Raad van Europa: minister-president Thaci van Kosovo is leider van een criminele bende actief in heroïne en orgaanhandel (en)
EUOBSERVER / BRUSSELS - The Council of Europe has said the prime minister of Kosovo, Hashim Thaci, is the head of a criminal gang involved in heroin trafficking and organ harvesting, accusing him of personally carrying out "assassinations".
The report, by Swiss politician Dick Marty, was published on Tuesday and is based on a two-year-long investigation which saw him travel to Belgrade, Pristina and Tirana to interview judicial authorities, politicians, NGOs, international bodies and US intelligence services. Mr Marty is due to present his findings at the Council of Europe in Strasbourg on Thursday.
The report explains that Mr Thaci's links to organised crime date back to 1998, when the Thaci-loyal Drenica Group took over the Kosovo Libaration Army and related Kosovar-Albanian criminal enterprises in the region.

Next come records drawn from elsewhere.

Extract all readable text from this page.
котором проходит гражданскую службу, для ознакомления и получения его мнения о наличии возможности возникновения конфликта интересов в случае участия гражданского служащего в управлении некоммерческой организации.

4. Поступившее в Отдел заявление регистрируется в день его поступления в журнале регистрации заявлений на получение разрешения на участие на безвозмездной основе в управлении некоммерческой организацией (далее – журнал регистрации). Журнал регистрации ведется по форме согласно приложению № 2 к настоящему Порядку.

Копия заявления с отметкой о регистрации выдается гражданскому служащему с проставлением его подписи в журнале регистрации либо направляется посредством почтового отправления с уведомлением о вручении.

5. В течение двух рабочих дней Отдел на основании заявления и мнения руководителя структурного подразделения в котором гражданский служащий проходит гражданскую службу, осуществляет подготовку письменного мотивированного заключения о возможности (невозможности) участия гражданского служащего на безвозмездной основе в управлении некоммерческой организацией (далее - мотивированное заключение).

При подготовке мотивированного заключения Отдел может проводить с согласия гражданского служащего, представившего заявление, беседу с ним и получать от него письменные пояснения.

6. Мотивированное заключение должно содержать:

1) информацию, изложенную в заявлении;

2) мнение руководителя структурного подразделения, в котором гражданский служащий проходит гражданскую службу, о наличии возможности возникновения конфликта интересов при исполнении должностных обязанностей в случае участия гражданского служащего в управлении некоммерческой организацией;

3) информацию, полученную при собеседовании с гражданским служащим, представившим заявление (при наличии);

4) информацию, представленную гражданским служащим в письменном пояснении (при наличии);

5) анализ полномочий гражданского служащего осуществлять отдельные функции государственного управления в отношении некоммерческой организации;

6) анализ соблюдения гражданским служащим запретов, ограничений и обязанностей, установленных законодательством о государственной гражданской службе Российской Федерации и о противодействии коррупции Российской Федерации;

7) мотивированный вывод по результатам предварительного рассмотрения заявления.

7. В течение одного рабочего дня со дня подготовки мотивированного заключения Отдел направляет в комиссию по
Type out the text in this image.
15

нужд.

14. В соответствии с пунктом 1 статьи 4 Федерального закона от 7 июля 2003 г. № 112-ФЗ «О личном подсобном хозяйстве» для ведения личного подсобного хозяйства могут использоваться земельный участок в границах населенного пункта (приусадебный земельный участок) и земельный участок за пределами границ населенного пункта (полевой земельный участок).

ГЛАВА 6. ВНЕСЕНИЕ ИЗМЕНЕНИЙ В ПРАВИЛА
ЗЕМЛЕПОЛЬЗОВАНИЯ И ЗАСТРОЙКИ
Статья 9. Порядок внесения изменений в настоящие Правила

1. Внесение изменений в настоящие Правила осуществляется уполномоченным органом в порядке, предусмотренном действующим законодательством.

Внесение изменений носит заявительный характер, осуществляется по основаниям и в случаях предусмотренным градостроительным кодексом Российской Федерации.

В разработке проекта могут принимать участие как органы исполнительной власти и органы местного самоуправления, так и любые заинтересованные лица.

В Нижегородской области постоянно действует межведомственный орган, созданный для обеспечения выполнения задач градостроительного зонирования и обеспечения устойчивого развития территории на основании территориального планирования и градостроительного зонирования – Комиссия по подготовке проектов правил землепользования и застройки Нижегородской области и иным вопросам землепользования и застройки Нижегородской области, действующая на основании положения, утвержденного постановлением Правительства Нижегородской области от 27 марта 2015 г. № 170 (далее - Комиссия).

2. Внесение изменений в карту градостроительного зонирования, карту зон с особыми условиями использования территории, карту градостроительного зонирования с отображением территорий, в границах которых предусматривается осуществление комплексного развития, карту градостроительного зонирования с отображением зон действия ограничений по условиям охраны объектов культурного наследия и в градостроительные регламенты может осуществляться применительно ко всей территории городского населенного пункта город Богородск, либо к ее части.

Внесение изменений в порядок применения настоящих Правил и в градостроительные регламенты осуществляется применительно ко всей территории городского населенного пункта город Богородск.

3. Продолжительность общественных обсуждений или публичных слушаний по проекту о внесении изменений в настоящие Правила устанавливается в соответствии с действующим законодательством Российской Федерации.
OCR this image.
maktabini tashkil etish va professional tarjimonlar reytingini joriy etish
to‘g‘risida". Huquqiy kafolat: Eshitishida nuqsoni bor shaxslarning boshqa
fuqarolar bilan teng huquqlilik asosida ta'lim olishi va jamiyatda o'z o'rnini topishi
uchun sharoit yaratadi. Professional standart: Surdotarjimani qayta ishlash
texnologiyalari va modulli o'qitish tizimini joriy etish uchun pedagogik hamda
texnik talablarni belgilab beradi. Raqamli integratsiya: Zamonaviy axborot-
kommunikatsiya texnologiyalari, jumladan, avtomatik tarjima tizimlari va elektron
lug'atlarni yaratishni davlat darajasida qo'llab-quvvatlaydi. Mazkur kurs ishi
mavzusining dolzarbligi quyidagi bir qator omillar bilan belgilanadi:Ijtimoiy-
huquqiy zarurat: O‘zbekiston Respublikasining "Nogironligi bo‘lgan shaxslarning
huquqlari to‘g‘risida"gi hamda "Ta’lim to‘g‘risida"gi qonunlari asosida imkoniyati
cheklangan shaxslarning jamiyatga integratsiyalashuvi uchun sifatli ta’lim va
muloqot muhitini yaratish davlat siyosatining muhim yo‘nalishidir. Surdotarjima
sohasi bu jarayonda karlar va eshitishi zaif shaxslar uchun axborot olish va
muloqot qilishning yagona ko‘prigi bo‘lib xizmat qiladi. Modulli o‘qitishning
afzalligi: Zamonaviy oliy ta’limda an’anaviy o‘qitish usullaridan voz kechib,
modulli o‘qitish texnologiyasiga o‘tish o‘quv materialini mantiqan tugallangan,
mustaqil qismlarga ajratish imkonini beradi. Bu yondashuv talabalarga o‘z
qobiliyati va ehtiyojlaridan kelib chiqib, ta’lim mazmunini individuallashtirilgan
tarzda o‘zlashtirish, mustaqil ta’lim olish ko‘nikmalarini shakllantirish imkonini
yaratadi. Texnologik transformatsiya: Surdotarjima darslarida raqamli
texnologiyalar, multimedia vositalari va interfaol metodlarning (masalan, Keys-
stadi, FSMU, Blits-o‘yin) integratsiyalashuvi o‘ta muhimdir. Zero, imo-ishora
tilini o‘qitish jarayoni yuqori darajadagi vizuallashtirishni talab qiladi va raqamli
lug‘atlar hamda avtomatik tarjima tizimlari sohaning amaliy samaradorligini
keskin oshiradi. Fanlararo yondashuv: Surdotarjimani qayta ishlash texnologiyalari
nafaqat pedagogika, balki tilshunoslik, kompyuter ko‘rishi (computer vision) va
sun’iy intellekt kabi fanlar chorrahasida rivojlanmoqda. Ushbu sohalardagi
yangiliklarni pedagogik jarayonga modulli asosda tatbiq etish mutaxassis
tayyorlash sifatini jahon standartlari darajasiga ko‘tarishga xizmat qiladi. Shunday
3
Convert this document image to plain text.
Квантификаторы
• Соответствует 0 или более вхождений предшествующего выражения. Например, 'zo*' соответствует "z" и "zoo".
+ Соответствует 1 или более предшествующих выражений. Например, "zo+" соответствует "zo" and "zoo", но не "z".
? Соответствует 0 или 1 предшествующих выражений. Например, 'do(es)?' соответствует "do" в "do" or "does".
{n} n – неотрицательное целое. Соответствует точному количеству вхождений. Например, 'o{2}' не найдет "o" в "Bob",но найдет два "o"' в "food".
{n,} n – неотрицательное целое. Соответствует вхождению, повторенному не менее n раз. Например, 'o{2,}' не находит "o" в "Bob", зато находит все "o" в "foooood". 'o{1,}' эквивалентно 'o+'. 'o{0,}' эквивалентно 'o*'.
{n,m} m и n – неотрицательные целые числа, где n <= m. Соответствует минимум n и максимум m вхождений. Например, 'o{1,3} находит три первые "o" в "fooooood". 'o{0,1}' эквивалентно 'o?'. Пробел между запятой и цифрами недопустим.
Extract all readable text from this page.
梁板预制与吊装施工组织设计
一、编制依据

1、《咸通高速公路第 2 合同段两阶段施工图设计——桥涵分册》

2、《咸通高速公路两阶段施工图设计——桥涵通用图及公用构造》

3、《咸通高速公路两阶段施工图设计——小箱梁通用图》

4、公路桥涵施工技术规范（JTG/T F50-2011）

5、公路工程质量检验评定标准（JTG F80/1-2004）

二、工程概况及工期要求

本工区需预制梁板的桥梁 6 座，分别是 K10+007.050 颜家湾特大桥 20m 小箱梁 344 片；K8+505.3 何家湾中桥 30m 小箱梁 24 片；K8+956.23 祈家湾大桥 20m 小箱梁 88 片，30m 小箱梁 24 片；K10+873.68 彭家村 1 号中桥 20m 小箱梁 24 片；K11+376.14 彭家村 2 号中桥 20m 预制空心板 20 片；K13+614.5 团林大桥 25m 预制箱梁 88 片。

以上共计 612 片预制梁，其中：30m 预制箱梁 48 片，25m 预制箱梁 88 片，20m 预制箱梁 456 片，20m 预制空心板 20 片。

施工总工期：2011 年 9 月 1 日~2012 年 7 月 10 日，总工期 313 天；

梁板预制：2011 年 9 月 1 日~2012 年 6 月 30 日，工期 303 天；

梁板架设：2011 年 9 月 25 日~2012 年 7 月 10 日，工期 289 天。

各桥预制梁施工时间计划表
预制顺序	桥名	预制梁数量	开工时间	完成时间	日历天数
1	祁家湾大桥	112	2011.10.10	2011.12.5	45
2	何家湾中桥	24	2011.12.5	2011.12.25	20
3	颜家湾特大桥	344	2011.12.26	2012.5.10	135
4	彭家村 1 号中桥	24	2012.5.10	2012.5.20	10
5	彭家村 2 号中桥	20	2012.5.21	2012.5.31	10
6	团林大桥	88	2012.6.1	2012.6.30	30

"In confidential reports spanning more than a decade, agencies dedicated to combating drug smuggling in at least five countries have named Hashim Thaçi and other members of his Drenica Group as having exerted violent control over the trade in heroin and other narcotics," it says.
"Thaci and these other Drenica Group members are consistently named as 'key players' in intelligence reports on Kosovo's mafia-like structures of organised crime. I have examined these diverse, voluminous reports with consternation and a sense of moral outrage."
The report names Mr Thaci and four other Drenica members as having personally taken part in "assassinations, detentions, beatings and interrogations".
On organ harvesting, it says Drenica had responsibility over a prison-like base in Tirana in which guards murdered ethnic Serb prisoners in order to cut out and sell their kidneys on the black market: "As and when the transplant surgeons were confirmed to be in position and ready to operate, the captives were brought out of the 'safe house' individually, summarily executed by a KLA gunman, and their corpses transported swiftly to the operating clinic."
Mr Marty also accuses Western powers, such as the EU, of not having done enough to investigate ethnic-Albanian war-era crimes in the interests of preserving stability in the fractious region. There has been "faltering political will on the part of the international community to effectively prosecute the former leaders of the KLA," he said.
The bombshell comes 48 hours after Mr Thaci on Sunday claimed victory in Kosovo's first-ever parliamentary elections in a vote marred by allegations of fraud.
On Monday, the EU welcomed the peaceful way in which the elections had been conducted. High representative Catherine Ashton i and enlargement commissioner Stefan Fule i congratulated the Kosovar people and authorities for "the calm and orderly manner" in which the ballot was held.
Kosovo and Serbia had not yet reacted to the findings on Tuesday evening. But if Mr Thaci holds on to power, the Marty report could also have an impact on the success of EU-mediated Kosovo-Serbia talks on the final status of Kosovo due to start shortly.